With iPad getting full external display support and Stage Manager, its flexibility as a primary computing device grows significantly. Stage Manager allows you to create groups of 3 or 4 windows, and when used with an external display, you can now have up to 8 apps running simultaneously, considerably improving the iPad’s multitasking capability.
Looking across software apps and services is about the simple things that make your experience seamless and end-to-end solutions that give you peace of mind. Here are a few examples.
FaceTime is adding support for calls to go across devices. You can start a call on your iPhone, and when you are close to your Mac, the computer sees the call on your phone and gives you the option to move it across and take advantage of the larger screen if you so wish.
Apple Pay is adding Apple Pay Later and Order Tracking to integrate services you might have gotten from other services into one experience. Apple Pay Later lets you split the cost of an Apple Pay purchase in four equal payments, spread over six weeks, with no interest or fees of any kind. There was some confusion on social about this feature being limited to purchases of Apple products, which is not the case. Like Continuity Camera and meeting apps, even for Apple Pay Later, there is no work required for developers and merchants already working with Apple Pay. It will just work. Apple Pay order tracking enables merchants to deliver detailed receipts and tracking information directly to the customer’s wallet. This has been a personal pain point for me when using Apple Pay thus far as you need to rely on third-party apps such as Shop, and online retailers use different ones, so as a customer, you end up tracking your orders all over the place.
Safari and the new Shared Tab Groups are other good examples. This gives you the ability to collaborate with people by sharing tabs, see who suggested them, and even have the ability to connect directly with the people you are collaborating over messages or FaceTime. Apple also added a new app called Free Form that you can open right from a FaceTime call. Free Form can be used for brainstorming sessions, taking notes, sharing files, drawing diagrams, and everything else you do when you collaborate. Photos, video, audio documents, PDFs, and web links can all be brought onto a Free Form board.

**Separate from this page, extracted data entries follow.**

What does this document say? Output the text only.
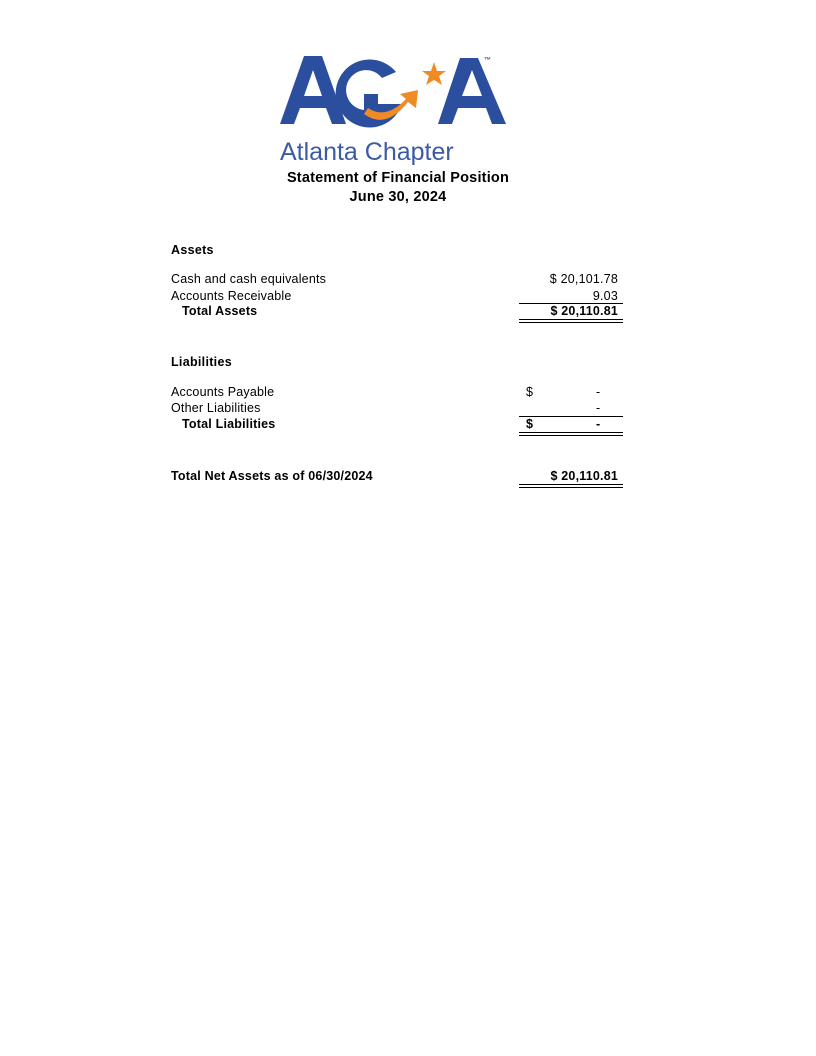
™
Atlanta Chapter
Statement of Financial Position
June 30, 2024
Assets
Cash and cash equivalents	$ 20,101.78
Accounts Receivable	9.03
Total Assets	$ 20,110.81
Liabilities
Accounts Payable	$	-
Other Liabilities	-
Total Liabilities	$	-
Total Net Assets as of 06/30/2024	$ 20,110.81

While Apple talked about these last two features in a consumer context, it is easy to see how it could be very relevant in an enterprise context. Our research data shows a high reliance on both iMessage and FaceTime as collaboration tools in business and not only in small businesses but in groups within large organizations as well. iMessage even gets a collaboration option now so that you can easily share and work on a document while staying in the workflow.
Sometimes better together relies on third parties like in the Home, where Apple has joined Matter to drive higher interoperability across devices. Or in the car, where the future version of CarPlay will have a much deeper integration with the in-vehicle data and system.

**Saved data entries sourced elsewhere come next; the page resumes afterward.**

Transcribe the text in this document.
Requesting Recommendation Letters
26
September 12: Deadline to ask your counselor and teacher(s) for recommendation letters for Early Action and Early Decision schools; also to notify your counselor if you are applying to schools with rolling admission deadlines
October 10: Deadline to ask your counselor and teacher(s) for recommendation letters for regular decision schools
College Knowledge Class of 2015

The pandemic has grown the number of devices we rely on every day. While our mobility is increasing, our dependence on these devices will remain because the overall time we spend performing tasks digitally has gone up. The complexity of our digital tasks has also increased. The combination of these factors means that our need to pick the right device for the task and move seamlessly across devices and apps has also grown. In more ways than one, Apple has showcased how its ecosystem can deliver simplicity and richness at the same time. Yet Apple does not, at least not yet, play a part in all the aspects of our life, and the same is true for other big tech companies, whether we think of Google, Microsoft, or Amazon. It will be fascinating to see how consumers will choose their preferred “enablers” for the many digital activities. Even more relevant when they move into the Metaverse, a topic that, despite rumors of a “realOS,” was absent from Apple’s keynote.